Well, I've finally finished the second installment of Math and Music, and I scheduled a talk on this for Saturday May 16th. There are power-point style slides from the first Math and Music here.
The first Math and Music talk focused on the development of a musical scale. This next talk will branch out a little and explore the "beats" that musicians often use in tuning and how these can be used to calculate the actual frequency of a note.
We'll also look at the Wave Equation - an important piece of mathematics that arises from attempts to understand the behavior of a vibrating string but which turns out to be useful in a wide variety of applications (including the invisibility equations!)

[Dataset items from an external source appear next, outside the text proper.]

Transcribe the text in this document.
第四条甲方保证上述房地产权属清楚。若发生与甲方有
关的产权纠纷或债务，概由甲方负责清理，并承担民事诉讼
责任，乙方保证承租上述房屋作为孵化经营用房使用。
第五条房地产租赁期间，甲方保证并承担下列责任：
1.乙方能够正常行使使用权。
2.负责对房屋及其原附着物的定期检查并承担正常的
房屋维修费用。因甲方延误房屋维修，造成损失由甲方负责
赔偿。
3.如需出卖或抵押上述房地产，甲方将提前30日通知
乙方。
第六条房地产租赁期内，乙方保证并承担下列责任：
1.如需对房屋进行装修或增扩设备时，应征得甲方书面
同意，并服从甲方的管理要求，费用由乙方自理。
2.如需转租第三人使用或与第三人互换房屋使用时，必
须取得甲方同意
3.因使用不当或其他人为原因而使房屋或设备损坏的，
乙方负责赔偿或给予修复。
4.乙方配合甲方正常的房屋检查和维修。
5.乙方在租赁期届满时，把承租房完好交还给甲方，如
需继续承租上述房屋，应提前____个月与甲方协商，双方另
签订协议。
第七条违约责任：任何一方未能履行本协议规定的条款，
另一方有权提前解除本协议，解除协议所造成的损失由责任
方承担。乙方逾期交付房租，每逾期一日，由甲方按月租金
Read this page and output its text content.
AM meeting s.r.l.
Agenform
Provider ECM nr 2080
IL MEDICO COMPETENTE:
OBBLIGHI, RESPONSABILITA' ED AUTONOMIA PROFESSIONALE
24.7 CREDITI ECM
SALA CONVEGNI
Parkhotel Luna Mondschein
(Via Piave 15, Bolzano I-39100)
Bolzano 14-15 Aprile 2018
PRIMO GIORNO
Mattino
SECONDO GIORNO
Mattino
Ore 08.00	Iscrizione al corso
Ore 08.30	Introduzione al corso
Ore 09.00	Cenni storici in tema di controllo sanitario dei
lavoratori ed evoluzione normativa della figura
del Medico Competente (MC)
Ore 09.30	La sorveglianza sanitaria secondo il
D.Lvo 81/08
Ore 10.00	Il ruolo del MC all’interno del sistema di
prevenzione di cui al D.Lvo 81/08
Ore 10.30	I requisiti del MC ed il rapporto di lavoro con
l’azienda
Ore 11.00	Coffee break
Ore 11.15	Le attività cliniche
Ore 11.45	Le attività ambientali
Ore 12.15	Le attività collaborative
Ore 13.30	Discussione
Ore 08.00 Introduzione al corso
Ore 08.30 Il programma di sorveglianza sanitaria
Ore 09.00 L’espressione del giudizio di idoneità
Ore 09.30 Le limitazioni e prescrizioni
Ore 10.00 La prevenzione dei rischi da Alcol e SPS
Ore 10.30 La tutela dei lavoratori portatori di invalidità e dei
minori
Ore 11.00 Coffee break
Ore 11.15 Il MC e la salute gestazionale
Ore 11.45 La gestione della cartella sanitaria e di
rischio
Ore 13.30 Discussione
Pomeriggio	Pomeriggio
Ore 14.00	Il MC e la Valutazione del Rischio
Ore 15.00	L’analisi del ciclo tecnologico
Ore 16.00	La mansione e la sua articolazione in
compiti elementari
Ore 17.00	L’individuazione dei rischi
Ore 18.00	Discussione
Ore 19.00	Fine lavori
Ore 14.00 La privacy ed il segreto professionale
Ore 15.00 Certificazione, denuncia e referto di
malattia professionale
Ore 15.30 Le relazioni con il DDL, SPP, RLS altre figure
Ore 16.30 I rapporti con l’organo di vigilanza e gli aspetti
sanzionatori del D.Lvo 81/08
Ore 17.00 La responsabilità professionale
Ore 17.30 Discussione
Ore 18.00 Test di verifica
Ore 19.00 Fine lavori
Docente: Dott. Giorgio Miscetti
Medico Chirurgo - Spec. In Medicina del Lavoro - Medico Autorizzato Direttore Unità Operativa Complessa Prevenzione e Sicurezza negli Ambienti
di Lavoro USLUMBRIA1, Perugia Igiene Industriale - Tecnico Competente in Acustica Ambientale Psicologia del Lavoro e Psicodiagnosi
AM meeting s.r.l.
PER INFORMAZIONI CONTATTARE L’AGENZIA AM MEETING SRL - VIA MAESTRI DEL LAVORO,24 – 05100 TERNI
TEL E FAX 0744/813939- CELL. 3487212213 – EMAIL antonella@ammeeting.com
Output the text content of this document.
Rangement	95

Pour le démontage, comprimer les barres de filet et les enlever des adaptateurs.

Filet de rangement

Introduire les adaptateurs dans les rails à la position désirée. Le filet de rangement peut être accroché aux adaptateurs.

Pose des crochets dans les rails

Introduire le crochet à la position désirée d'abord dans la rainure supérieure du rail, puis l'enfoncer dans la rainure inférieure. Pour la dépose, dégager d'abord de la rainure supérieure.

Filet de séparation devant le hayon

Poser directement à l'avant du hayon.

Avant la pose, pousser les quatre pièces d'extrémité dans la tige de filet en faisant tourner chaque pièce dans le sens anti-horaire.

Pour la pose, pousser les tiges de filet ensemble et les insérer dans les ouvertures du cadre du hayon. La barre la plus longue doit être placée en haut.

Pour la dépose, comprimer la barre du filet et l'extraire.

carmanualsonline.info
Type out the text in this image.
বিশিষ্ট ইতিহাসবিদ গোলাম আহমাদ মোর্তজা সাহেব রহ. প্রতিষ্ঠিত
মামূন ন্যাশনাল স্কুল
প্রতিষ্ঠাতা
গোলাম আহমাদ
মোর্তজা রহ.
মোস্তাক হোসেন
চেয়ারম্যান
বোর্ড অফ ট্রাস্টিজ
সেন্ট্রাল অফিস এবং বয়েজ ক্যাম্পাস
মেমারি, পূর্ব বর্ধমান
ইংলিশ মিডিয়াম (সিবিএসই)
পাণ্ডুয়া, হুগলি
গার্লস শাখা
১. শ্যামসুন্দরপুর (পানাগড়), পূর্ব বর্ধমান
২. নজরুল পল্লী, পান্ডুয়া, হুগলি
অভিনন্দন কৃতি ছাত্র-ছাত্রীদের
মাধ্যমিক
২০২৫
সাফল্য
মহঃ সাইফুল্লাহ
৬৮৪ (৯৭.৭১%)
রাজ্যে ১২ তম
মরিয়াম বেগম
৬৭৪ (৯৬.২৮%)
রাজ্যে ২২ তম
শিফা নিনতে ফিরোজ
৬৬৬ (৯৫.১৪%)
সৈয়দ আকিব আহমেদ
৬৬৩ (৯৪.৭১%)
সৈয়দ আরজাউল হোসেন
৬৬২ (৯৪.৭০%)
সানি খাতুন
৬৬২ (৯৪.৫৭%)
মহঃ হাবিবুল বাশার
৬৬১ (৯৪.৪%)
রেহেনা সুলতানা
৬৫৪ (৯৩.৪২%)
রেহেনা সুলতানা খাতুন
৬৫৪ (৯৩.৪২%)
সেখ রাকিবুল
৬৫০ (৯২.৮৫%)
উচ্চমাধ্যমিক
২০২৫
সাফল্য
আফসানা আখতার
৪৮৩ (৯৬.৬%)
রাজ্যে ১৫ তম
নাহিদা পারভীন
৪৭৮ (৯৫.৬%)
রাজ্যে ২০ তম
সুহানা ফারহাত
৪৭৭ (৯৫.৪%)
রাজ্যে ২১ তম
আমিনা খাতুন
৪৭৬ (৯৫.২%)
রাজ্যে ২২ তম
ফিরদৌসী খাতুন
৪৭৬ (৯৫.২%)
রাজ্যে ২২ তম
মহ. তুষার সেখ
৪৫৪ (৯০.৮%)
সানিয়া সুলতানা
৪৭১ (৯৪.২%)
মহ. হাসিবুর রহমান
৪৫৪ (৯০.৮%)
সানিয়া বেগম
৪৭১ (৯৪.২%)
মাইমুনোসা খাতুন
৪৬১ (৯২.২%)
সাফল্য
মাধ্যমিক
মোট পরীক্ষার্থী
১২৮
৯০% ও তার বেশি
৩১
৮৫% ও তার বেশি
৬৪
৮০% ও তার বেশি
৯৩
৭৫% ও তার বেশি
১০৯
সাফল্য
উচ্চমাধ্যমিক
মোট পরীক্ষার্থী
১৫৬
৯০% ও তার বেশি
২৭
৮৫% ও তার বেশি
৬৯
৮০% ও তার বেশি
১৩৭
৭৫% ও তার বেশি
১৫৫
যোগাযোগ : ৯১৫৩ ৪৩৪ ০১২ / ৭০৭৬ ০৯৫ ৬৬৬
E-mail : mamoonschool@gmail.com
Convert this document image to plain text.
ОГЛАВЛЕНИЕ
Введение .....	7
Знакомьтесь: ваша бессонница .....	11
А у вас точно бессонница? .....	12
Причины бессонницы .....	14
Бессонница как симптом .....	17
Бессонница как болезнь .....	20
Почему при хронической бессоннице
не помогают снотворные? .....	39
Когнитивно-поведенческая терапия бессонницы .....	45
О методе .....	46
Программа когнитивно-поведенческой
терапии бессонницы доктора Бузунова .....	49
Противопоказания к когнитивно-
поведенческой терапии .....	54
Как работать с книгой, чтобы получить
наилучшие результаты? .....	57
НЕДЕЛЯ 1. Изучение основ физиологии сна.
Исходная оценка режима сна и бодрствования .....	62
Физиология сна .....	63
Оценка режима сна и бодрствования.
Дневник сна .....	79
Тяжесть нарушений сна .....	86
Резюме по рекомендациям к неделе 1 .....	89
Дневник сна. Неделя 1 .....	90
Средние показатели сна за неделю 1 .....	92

We'll also talk about harmony and harmonics, although I never did figure out exactly why woodwind and stringed instruments produce harmonic tones...
Math and Music
While I was at Portland State years ago, one of the physics professors, Laird Brodie, gave me and another lucky gentleman a demonstration of how harmonics work on a vibrating string. He stretched a wire (which looked like a typical guitar or piano string) onto a 3-foot-long bridge, then attached electric connections to it. He then turned out the lights in the classroom, induced a current through the wire, and turned on an adjustable strobe light. As he increased the frequency of the strobe flashes, we could see standing waves appear on the charged wire, waves which would sometimes appear to stand still. When he would double, triple, or quadruple the frequency of the strobes, the visible peaks and valleys on the charged wire would also double or triple. He explained to us that the large visible waves were whole notes and the smaller waves were harmonics. I was then able to visually understand how harmonic notes become audible when one moves one's fingers along the harmonic intervals along the neck of the guitar (or any other stringed instrument).